The genotype analyses were done by using RT-PCR and restriction fragment length polymorphism methods (10
). For the PCR stage, 10 μl of cDNA was added to the PCR mixture consisting of 10 mM Tris HCl, 1.5 mM MgCl2
, 50 mM KCl, a 0.2 mM concentration of each dNTP, a 0.5 mM concentration of primers 900s (5′-GCC GAC CCG AAG AGG AAA G) and 1280as (5′-GAA GGA AGG CCC TSG AGA ACA AGA), and 2.5 U of Taq
DNA polymerase enzyme (Sigma; D1806) (total volume, 50 μl). The reaction mixture was incubated at 94°C for 9 min and then for 40 cycles of 94°C for 45 s, 58°C for 30 s, and 72°C for 45 s. After incubation at 72°C for 10 min, the process was finalized. PCR results were analyzed by performing electrophoresis with 1.5% agarose gels. For HDV genotyping with restriction fragment length polymorphism analysis, digestion was performed with 5-μl samples containing 5 U of SmaI enzyme (Fermentas ER0662) and 1× buffer (total volume, 20 μl), and then the mixture was incubated overnight. Digested products were analyzed by electrophoresis in 2% agarose gels. The DNA patterns (227 and 178 bp) were determined to be related to genotype I in all samples.
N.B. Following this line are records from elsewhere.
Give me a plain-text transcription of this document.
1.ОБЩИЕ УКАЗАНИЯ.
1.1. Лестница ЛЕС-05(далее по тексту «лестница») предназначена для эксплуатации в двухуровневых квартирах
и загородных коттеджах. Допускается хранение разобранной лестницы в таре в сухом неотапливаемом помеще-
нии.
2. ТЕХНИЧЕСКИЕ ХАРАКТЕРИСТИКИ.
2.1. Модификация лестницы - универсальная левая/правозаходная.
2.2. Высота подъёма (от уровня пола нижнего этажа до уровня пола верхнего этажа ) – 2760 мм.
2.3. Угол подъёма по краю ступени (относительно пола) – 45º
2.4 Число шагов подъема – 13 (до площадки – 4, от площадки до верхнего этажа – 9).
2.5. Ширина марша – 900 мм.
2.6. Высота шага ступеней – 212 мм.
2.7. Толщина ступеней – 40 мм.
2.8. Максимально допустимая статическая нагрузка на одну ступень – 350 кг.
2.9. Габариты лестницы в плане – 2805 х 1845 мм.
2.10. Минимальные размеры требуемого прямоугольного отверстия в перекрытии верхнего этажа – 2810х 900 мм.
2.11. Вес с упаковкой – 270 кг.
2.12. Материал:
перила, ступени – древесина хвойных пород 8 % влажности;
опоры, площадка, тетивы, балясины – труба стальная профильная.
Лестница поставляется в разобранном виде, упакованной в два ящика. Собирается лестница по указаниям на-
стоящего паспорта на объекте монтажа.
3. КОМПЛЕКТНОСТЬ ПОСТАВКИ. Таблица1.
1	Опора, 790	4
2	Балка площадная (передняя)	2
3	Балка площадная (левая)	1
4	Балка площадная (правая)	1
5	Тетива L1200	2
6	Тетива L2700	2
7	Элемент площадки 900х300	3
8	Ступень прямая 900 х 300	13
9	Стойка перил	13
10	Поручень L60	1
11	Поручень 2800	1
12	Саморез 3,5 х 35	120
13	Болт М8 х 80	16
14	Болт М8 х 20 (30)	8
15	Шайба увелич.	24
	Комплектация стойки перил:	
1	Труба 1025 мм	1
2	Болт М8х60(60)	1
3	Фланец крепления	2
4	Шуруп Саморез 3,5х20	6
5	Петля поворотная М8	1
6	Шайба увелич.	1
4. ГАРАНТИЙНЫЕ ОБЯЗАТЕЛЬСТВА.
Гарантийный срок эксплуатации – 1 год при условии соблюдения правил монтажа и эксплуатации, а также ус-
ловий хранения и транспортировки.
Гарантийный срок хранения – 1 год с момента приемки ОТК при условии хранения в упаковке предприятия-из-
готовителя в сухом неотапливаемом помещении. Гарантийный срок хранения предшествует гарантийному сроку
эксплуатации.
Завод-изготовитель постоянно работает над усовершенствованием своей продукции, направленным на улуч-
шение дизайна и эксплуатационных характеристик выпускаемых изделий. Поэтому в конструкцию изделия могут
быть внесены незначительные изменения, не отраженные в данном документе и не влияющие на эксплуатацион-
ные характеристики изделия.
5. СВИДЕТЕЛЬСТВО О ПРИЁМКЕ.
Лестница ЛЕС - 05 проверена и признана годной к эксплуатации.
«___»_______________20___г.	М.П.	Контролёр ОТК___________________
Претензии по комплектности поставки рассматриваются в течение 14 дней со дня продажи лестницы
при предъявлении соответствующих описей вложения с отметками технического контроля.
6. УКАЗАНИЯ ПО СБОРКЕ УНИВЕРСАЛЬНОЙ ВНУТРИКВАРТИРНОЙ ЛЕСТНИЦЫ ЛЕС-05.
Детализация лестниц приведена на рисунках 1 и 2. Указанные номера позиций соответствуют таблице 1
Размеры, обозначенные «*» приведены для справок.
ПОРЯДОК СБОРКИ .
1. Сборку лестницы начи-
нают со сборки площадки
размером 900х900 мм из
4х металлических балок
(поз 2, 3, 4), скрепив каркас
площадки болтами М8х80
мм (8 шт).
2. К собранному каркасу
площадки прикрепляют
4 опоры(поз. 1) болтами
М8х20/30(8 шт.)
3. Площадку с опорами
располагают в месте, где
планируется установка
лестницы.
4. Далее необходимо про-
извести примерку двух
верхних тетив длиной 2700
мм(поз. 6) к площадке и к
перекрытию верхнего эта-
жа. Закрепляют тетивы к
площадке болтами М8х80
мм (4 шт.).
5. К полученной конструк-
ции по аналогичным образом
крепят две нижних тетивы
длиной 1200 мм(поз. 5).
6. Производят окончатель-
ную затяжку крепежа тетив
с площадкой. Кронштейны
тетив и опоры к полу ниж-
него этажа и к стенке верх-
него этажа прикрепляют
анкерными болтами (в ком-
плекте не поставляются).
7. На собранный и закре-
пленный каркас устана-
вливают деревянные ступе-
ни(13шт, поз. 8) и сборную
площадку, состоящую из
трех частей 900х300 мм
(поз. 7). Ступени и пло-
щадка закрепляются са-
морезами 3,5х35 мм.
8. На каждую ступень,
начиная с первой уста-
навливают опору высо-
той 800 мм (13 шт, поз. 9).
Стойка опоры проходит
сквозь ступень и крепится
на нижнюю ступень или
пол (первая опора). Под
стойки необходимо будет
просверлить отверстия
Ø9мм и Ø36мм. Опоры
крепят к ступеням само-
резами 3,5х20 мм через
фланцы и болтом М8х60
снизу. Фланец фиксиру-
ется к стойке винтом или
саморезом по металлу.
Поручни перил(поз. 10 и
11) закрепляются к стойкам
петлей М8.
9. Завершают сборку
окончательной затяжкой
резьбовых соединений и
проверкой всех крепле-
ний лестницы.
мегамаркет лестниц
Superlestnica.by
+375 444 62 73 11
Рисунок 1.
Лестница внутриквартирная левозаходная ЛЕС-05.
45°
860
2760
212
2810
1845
The HBV genotype was also tested by single-strand conformation polymorphism analysis or by a research line probe assay (INNO-LiPA HBV genotyping; Innogenetics N.V., Cohent, Belgium), which contained probes specific for the six major genotypes (A to F).
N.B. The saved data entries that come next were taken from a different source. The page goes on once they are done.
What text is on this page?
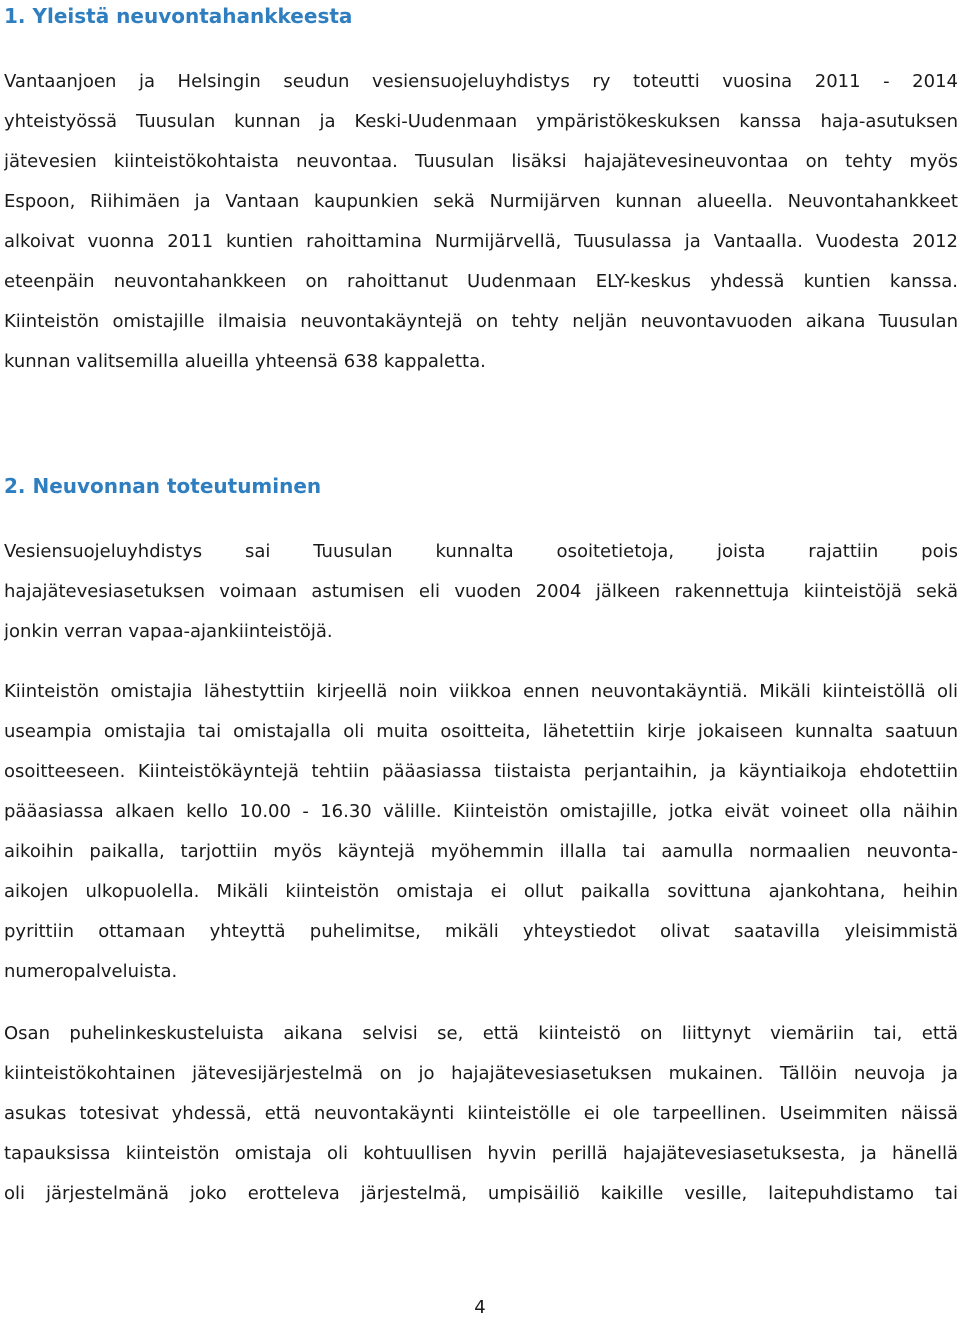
1. Yleistä neuvontahankkeesta
Vantaanjoen ja Helsingin seudun vesiensuojeluyhdistys ry toteutti vuosina 2011 - 2014
yhteistyössä Tuusulan kunnan ja Keski-Uudenmaan ympäristökeskuksen kanssa haja-asutuksen
jätevesien kiinteistökohtaista neuvontaa. Tuusulan lisäksi hajajätevesineuvontaa on tehty myös
Espoon, Riihimäen ja Vantaan kaupunkien sekä Nurmijärven kunnan alueella. Neuvontahankkeet
alkoivat vuonna 2011 kuntien rahoittamina Nurmijärvellä, Tuusulassa ja Vantaalla. Vuodesta 2012
eteenpäin neuvontahankkeen on rahoittanut Uudenmaan ELY-keskus yhdessä kuntien kanssa.
Kiinteistön omistajille ilmaisia neuvontakäyntejä on tehty neljän neuvontavuoden aikana Tuusulan
kunnan valitsemilla alueilla yhteensä 638 kappaletta.
2. Neuvonnan toteutuminen
Vesiensuojeluyhdistys sai Tuusulan kunnalta osoitetietoja, joista rajattiin pois
hajajätevesiasetuksen voimaan astumisen eli vuoden 2004 jälkeen rakennettuja kiinteistöjä sekä
jonkin verran vapaa-ajankiinteistöjä.
Kiinteistön omistajia lähestyttiin kirjeellä noin viikkoa ennen neuvontakäyntiä. Mikäli kiinteistöllä oli
useampia omistajia tai omistajalla oli muita osoitteita, lähetettiin kirje jokaiseen kunnalta saatuun
osoitteeseen. Kiinteistökäyntejä tehtiin pääasiassa tiistaista perjantaihin, ja käyntiaikoja ehdotettiin
pääasiassa alkaen kello 10.00 - 16.30 välille. Kiinteistön omistajille, jotka eivät voineet olla näihin
aikoihin paikalla, tarjottiin myös käyntejä myöhemmin illalla tai aamulla normaalien neuvonta-
aikojen ulkopuolella. Mikäli kiinteistön omistaja ei ollut paikalla sovittuna ajankohtana, heihin
pyrittiin ottamaan yhteyttä puhelimitse, mikäli yhteystiedot olivat saatavilla yleisimmistä
numeropalveluista.
Osan puhelinkeskusteluista aikana selvisi se, että kiinteistö on liittynyt viemäriin tai, että
kiinteistökohtainen jätevesijärjestelmä on jo hajajätevesiasetuksen mukainen. Tällöin neuvoja ja
asukas totesivat yhdessä, että neuvontakäynti kiinteistölle ei ole tarpeellinen. Useimmiten näissä
tapauksissa kiinteistön omistaja oli kohtuullisen hyvin perillä hajajätevesiasetuksesta, ja hänellä
oli järjestelmänä joko erotteleva järjestelmä, umpisäiliö kaikille vesille, laitepuhdistamo tai
4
A virological response was defined by the disappearance of HDV RNA in serum. Normalization of serum ALT level was accepted as proof of a biochemical response. These measures of both virological and biochemical responses were assessed at the end of treatment and at the end of the follow-up period. During the follow-up period, the reappearance of serum HDV RNA and an increase in serum ALT level from the normal range to more than 1.3 times the upper limit of normal were defined as indicating virological and biochemical relapses, respectively.
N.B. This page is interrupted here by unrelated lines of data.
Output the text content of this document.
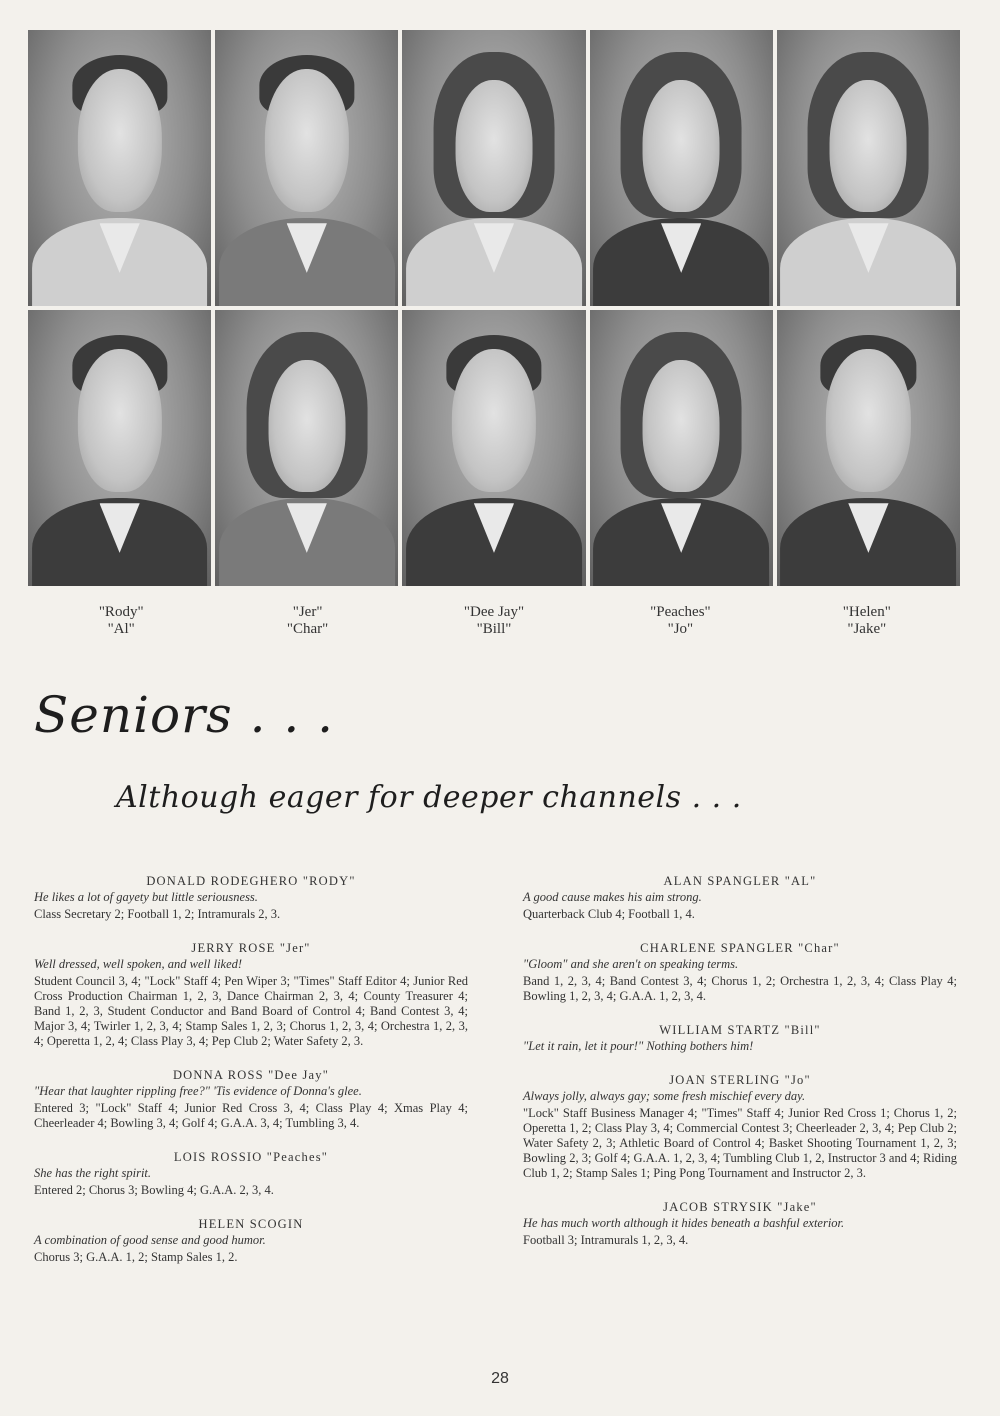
"Rody"
"Al"
"Jer"
"Char"
"Dee Jay"
"Bill"
"Peaches"
"Jo"
"Helen"
"Jake"
Seniors . . .
Although eager for deeper channels . . .
DONALD RODEGHERO "RODY"
He likes a lot of gayety but little seriousness.
Class Secretary 2; Football 1, 2; Intramurals 2, 3.
JERRY ROSE "Jer"
Well dressed, well spoken, and well liked!
Student Council 3, 4; "Lock" Staff 4; Pen Wiper 3; "Times" Staff Editor 4; Junior Red Cross Production Chairman 1, 2, 3, Dance Chairman 2, 3, 4; County Treasurer 4; Band 1, 2, 3, Student Conductor and Band Board of Control 4; Band Contest 3, 4; Major 3, 4; Twirler 1, 2, 3, 4; Stamp Sales 1, 2, 3; Chorus 1, 2, 3, 4; Orchestra 1, 2, 3, 4; Operetta 1, 2, 4; Class Play 3, 4; Pep Club 2; Water Safety 2, 3.
DONNA ROSS "Dee Jay"
"Hear that laughter rippling free?" 'Tis evidence of Donna's glee.
Entered 3; "Lock" Staff 4; Junior Red Cross 3, 4; Class Play 4; Xmas Play 4; Cheerleader 4; Bowling 3, 4; Golf 4; G.A.A. 3, 4; Tumbling 3, 4.
LOIS ROSSIO "Peaches"
She has the right spirit.
Entered 2; Chorus 3; Bowling 4; G.A.A. 2, 3, 4.
HELEN SCOGIN
A combination of good sense and good humor.
Chorus 3; G.A.A. 1, 2; Stamp Sales 1, 2.
ALAN SPANGLER "AL"
A good cause makes his aim strong.
Quarterback Club 4; Football 1, 4.
CHARLENE SPANGLER "Char"
"Gloom" and she aren't on speaking terms.
Band 1, 2, 3, 4; Band Contest 3, 4; Chorus 1, 2; Orchestra 1, 2, 3, 4; Class Play 4; Bowling 1, 2, 3, 4; G.A.A. 1, 2, 3, 4.
WILLIAM STARTZ "Bill"
"Let it rain, let it pour!" Nothing bothers him!
JOAN STERLING "Jo"
Always jolly, always gay; some fresh mischief every day.
"Lock" Staff Business Manager 4; "Times" Staff 4; Junior Red Cross 1; Chorus 1, 2; Operetta 1, 2; Class Play 3, 4; Commercial Contest 3; Cheerleader 2, 3, 4; Pep Club 2; Water Safety 2, 3; Athletic Board of Control 4; Basket Shooting Tournament 1, 2, 3; Bowling 2, 3; Golf 4; G.A.A. 1, 2, 3, 4; Tumbling Club 1, 2, Instructor 3 and 4; Riding Club 1, 2; Stamp Sales 1; Ping Pong Tournament and Instructor 2, 3.
JACOB STRYSIK "Jake"
He has much worth although it hides beneath a bashful exterior.
Football 3; Intramurals 1, 2, 3, 4.
28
All patients who completed the treatment and follow-up period were evaluated. The results are expressed as means ± standard deviations. The Mann-Whitney test was used to analyze quantitative data, and the chi-square test was used to analyze qualitative data. A P value of <0.05 was considered to indicate statistical significance. All calculations were made using SPSS 10.0 for Windows.